一滴の水を離れて大海はなく、幻の如きはかない命がそのまま永劫不滅の仏心の大生命である。

仏心の他には大宇宙の中に、蟻のひげ一本も存在しない。

人は特定の神仏を信ずる以前に成仏している。

絶対清らかな仏心の上には人間のいかなる過ちもその影をとどめぬ。

永遠に安らかな、永遠に清らかな、永遠に静かな光明に満たされている。

仏心には罪や汚れも届かないから、仏心はいつも清らかであり、いつも安らかである。

これが私たちの心の大本である。

仏心の中に生き死にはない。いつも生き通しである。

人は仏心の中に生まれ、仏心の中に生き、仏心の中に息を引き取る。

生まれる前も仏心、生きている間も仏心、死んでからも仏心、仏心とは一秒時も離れていない。」と。

無常であり無我であることを朝比奈老師のたとえで申しますと、大海に浮かぶ泡のようなものですから、永遠不滅の泡があるわけではなく、無常なのです。

大きい泡もあれば小さい泡もあります。

一瞬のうちに消えてしまう泡もあれば、長らく浮かんでから消える泡もございます。

その浮かんでは消える様子はまさしく無常です。

変わらない形のままの泡があるわけではありません。

一時そのような泡であるだけです。これを無我というのです。

この常に移り変わりゆく泡を永遠に有り続けると考えることが迷いです。

泡の形が一定して変わらずに有り続けると考えるのが迷いなのです。

恐れや悩みや苦しみは、この迷いからおこります。

お釈迦様はこの無常であること、無我であることをよく見つめてそこから本当の心の安らぎ、涅槃を得なさいと教えられました。

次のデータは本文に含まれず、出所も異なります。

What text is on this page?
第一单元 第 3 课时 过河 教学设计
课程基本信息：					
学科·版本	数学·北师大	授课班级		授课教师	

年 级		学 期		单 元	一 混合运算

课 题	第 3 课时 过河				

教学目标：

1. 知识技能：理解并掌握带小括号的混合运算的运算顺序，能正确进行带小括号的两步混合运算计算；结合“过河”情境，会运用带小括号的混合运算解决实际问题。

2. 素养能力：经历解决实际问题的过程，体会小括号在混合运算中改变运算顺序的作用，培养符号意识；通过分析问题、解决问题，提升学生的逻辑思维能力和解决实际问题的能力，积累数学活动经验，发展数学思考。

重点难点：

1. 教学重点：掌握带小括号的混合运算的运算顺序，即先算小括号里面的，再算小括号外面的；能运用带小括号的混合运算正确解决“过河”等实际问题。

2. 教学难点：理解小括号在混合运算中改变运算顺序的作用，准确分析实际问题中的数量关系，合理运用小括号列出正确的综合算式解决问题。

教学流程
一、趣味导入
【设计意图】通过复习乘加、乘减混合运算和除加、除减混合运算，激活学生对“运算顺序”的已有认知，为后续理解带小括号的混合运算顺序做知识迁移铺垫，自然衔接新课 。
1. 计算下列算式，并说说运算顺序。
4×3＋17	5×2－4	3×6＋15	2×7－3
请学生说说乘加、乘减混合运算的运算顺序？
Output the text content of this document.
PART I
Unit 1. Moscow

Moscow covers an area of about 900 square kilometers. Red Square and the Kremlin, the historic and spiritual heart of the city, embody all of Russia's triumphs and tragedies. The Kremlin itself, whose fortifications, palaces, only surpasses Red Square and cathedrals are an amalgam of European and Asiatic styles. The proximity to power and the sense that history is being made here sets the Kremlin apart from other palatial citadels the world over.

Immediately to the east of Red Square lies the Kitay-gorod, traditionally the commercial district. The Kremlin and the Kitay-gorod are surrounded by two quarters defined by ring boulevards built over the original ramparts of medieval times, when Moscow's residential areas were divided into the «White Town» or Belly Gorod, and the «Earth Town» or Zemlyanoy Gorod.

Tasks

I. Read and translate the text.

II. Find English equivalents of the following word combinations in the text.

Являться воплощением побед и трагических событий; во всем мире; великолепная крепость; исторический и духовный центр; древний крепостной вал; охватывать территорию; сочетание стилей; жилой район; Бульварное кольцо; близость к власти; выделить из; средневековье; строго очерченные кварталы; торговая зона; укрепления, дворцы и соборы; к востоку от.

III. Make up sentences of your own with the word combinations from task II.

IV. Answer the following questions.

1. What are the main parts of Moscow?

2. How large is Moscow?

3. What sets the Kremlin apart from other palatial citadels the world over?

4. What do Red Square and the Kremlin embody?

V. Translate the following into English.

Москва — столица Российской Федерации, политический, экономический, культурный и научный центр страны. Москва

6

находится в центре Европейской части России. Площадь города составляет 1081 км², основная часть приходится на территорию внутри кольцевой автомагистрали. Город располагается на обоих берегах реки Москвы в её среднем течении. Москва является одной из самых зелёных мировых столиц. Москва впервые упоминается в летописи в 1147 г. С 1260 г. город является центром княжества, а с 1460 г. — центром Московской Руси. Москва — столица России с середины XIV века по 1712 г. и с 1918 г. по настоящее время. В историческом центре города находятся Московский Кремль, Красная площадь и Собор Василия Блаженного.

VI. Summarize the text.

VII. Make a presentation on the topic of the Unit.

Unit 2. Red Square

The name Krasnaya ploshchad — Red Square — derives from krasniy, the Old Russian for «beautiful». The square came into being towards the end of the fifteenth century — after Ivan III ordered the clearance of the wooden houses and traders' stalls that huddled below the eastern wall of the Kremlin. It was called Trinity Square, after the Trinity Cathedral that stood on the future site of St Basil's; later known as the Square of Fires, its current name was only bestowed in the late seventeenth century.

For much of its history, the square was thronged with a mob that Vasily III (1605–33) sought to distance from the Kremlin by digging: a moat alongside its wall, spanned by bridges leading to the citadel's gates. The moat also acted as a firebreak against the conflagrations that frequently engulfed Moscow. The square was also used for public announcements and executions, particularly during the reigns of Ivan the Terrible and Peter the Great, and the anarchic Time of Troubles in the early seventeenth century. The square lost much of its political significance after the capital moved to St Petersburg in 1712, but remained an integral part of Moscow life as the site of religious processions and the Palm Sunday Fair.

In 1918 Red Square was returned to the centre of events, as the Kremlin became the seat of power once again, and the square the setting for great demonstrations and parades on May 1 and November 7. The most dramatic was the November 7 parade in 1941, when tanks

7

小池心叟老師は『無門関提唱』の中で、この奚仲造車の公案について、

「われわれの肉体というものを車にたとえて、何もかも取り外して、さてあとに何が残るか。

人間百年も二百年も生きるわけじゃない。

たかだかせいぜい七、八十年。

この七、八十年の寿命しかない自分をバラバラにして、何もかも取り去ったらあとには何が残るか。

じっくり坐って本当に何にもない空の世界にひたってみることです。

何にもなくなってしまった境界。一切皆空です。

こういう境地に一度自分で目覚めてみることです。

それには坐禅、こんな屁理屈を述べるよりも、皆さんがじっくり坐って、ムーッという無の世界、空の世界に自分がひたってみることです。」

と提唱なされています。

ここに言う空の世界は、広い広い、自他の区別も、生じることも滅することもない仏心の世界であり、天地いっぱいの命でもあるのです。